When both the reticle and the bore are centered on the same 50–100 yard target, the rifle is properly boresighted.
6. Why the 50+ Yard Standard Is Critical
Accurate Windage & Elevation Evaluation
Using a 50–100 yard target makes corrections angularly meaningful. Small misalignments that are hard to see at 25 yards become obvious and correctable at longer distances.
Reduced Parallax-Induced Lateral Error
At very short distances, tiny shifts in rifle position or eye alignment create exaggerated left/right error. Extending the distance to 50–100 yards suppresses this effect and makes windage evaluation more reliable.
Prevents “Turret Max-Out” at 25 Yards
At 25 yards, many modern riflescopes can reach the mechanical end of their elevation or windage adjustment range before the reticle ever reaches the bore’s aiming point. This does not mean the scope is defective. It simply means the angular correction required at that short distance exceeds the erector tubes available travel.
By moving the boresight target out to 50–100 yards, the amount of angular correction required is dramatically reduced. The reticle can then be aligned to the bore without hitting mechanical limits, avoiding frustration and unnecessary warranty concerns.
Reliable First-Shot Placement at Real Zero Distances
A correct 50–100 yard boresight ensures that your first live-fire shot at the true zero distance (often 100 yards) will land on paper and close to center, reducing the number of rounds required to fine-tune the final zero.
7. Using the Same No-Click Method to Zero at 100 Yards (Live-Fire Zeroing)
The same reticle-tracking concept used for boresighting can be applied to establish a precise live-fire zero at 100 yards (or any chosen zero distance) — again, without counting clicks.
Step 1 – Immobilize the Rifle on Target Center
At your chosen zero distance (commonly 100 yards), lock the rifle so the crosshair is fixed on the exact center of the target.
- Use a vise, sled, or heavy bags so the rifle cannot shift under recoil.
- Once centered, do not intentionally move the rifle during the adjustment phase.
- Some shooters may be steady enough to immobilize with a loaded bipod and rear bag.

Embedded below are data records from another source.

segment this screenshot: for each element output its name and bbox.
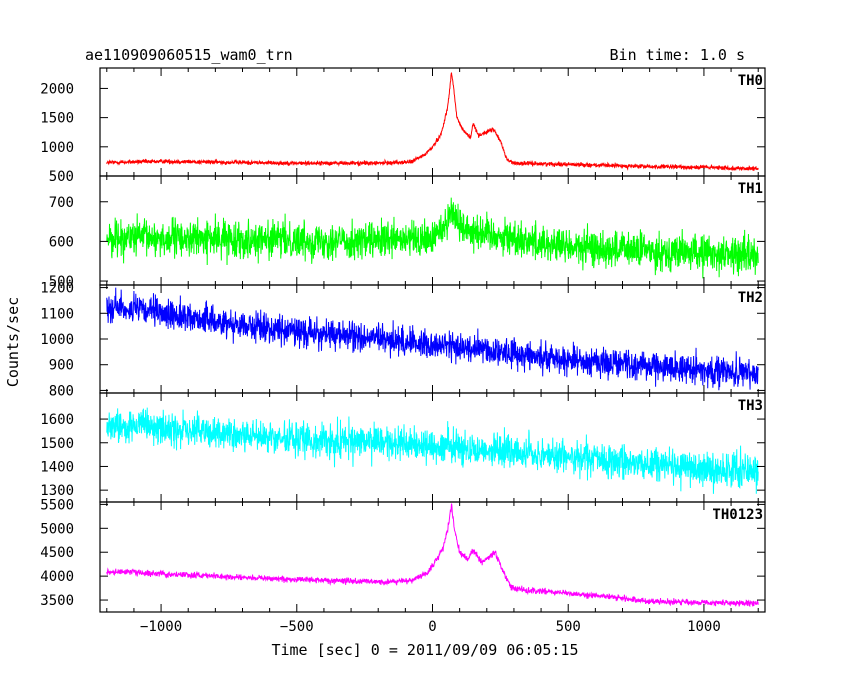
y-tick-label: 1200: [40, 281, 74, 297]
panel-label-th1: TH1: [738, 181, 763, 197]
x-tick-label: 500: [556, 619, 581, 635]
y-tick-label: 4000: [40, 569, 74, 585]
panel-frame: [99, 501, 766, 613]
chart-source-title: ae110909060515_wam0_trn: [85, 46, 293, 64]
series-line-th2: [106, 287, 759, 391]
y-tick-label: 5000: [40, 521, 74, 537]
y-tick-label: 3500: [40, 593, 74, 609]
x-tick-label: 0: [428, 619, 436, 635]
y-tick-label: 4500: [40, 545, 74, 561]
y-tick-label: 1100: [40, 306, 74, 322]
series-line-th3: [106, 407, 759, 494]
plot-layer: 500 1000 1500 2000 TH0 500 600 700 TH1 800 900 1000…: [40, 67, 766, 635]
series-line-th1: [106, 197, 759, 279]
panel-frame: [99, 284, 766, 394]
y-tick-label: 1600: [40, 412, 74, 428]
y-tick-label: 5500: [40, 497, 74, 513]
series-line-th0123: [106, 503, 759, 608]
y-tick-label: 1300: [40, 483, 74, 499]
panel-th3: 1300 1400 1500 1600 TH3: [40, 392, 766, 503]
x-tick-label: 1000: [687, 619, 721, 635]
y-tick-label: 1000: [40, 332, 74, 348]
x-tick-label: −500: [280, 619, 314, 635]
y-tick-label: 1500: [40, 111, 74, 127]
x-axis-title: Time [sec] 0 = 2011/09/09 06:05:15: [271, 641, 578, 659]
y-tick-label: 1400: [40, 459, 74, 475]
y-tick-label: 1000: [40, 140, 74, 156]
y-tick-label: 900: [49, 358, 74, 374]
panel-label-th3: TH3: [738, 398, 763, 414]
panel-label-th2: TH2: [738, 290, 763, 306]
y-tick-label: 700: [49, 195, 74, 211]
y-tick-label: 500: [49, 274, 74, 290]
panel-label-th0: TH0: [738, 73, 763, 89]
y-tick-label: 600: [49, 234, 74, 250]
panel-th2: 800 900 1000 1100 1200 TH2: [40, 281, 766, 399]
x-tick-label: −1000: [140, 619, 182, 635]
panel-label-th0123: TH0123: [712, 507, 763, 523]
panel-th1: 500 600 700 TH1: [49, 175, 766, 290]
y-tick-label: 800: [49, 383, 74, 399]
panel-th0: 500 1000 1500 2000 TH0: [40, 67, 766, 185]
panel-th0123: 3500 4000 4500 5000 5500 TH0123: [40, 497, 766, 613]
bin-time-label: Bin time: 1.0 s: [610, 46, 745, 64]
y-tick-label: 500: [49, 169, 74, 185]
y-tick-label: 1500: [40, 436, 74, 452]
y-axis-title: Counts/sec: [4, 297, 22, 387]
series-line-th0: [106, 72, 759, 172]
y-tick-label: 2000: [40, 81, 74, 97]
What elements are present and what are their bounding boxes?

Step 2 – Fire a 3–5 Round Group While Always Aiming at Center
Fire a 3–5 round group while always aiming at the exact center of the target.
- Do not chase bullet holes between shots.
- Use a consistent hold and trigger press.
The resulting group represents the rifle + ammunition system’s true point-of-impact at that distance, relative to the current scope settings.
Step 3 – Return the Rifle to Center and Keep It Immobilized
After the group is fired:
- Re-position the rifle so the reticle is again aimed at the exact center of the target.
- Ensure there is no cheek pressure or shoulder torque on the rifle.
- Keep the rifle completely still during all subsequent turret adjustments.
Step 4 – Walk the Reticle to the Group (No Click Counting)
With the rifle frozen on the center of the target:
- Look through the scope and locate the fired group on the target.
- Without moving the rifle, adjust elevation and windage turrets.
- Watch the reticle travel across the field of view toward the group.
- Stop when the reticle is centered on the center of the shot group.
You have now aligned the optic’s point-of-aim to the rifle’s demonstrated ballistic point-of-impact at that distance — no click math required.
Step 5 – Confirm the Zero
Fire a new 3–5 round group while aiming again at the target center.
- The new group should be very close to true center.
- Only small refinement adjustments should be necessary.
Why This Zeroing Method Works So Well
- Eliminates click counting and conversion errors (MOA/MIL).
- Prevents over-correction and “chasing” individual shots.
- Uses the rifle’s actual ballistic behavior, not estimated values.
- Reduces the number of rounds required to obtain a precise zero.
- Works identically with MOA, MIL, and hybrid tactical turrets.
This no-click, reticle-tracking method provides a fast, repeatable, and highly technical way to:
- boresight a rifle at a meaningful distance (50–100 yards), and
- establish a precise live-fire zero at 100 yards or any chosen zero range.
When performed correctly, it minimizes frustration, avoids unnecessary “scope is defective” assumptions, and delivers a clean, professional-grade zero with minimal ammunition.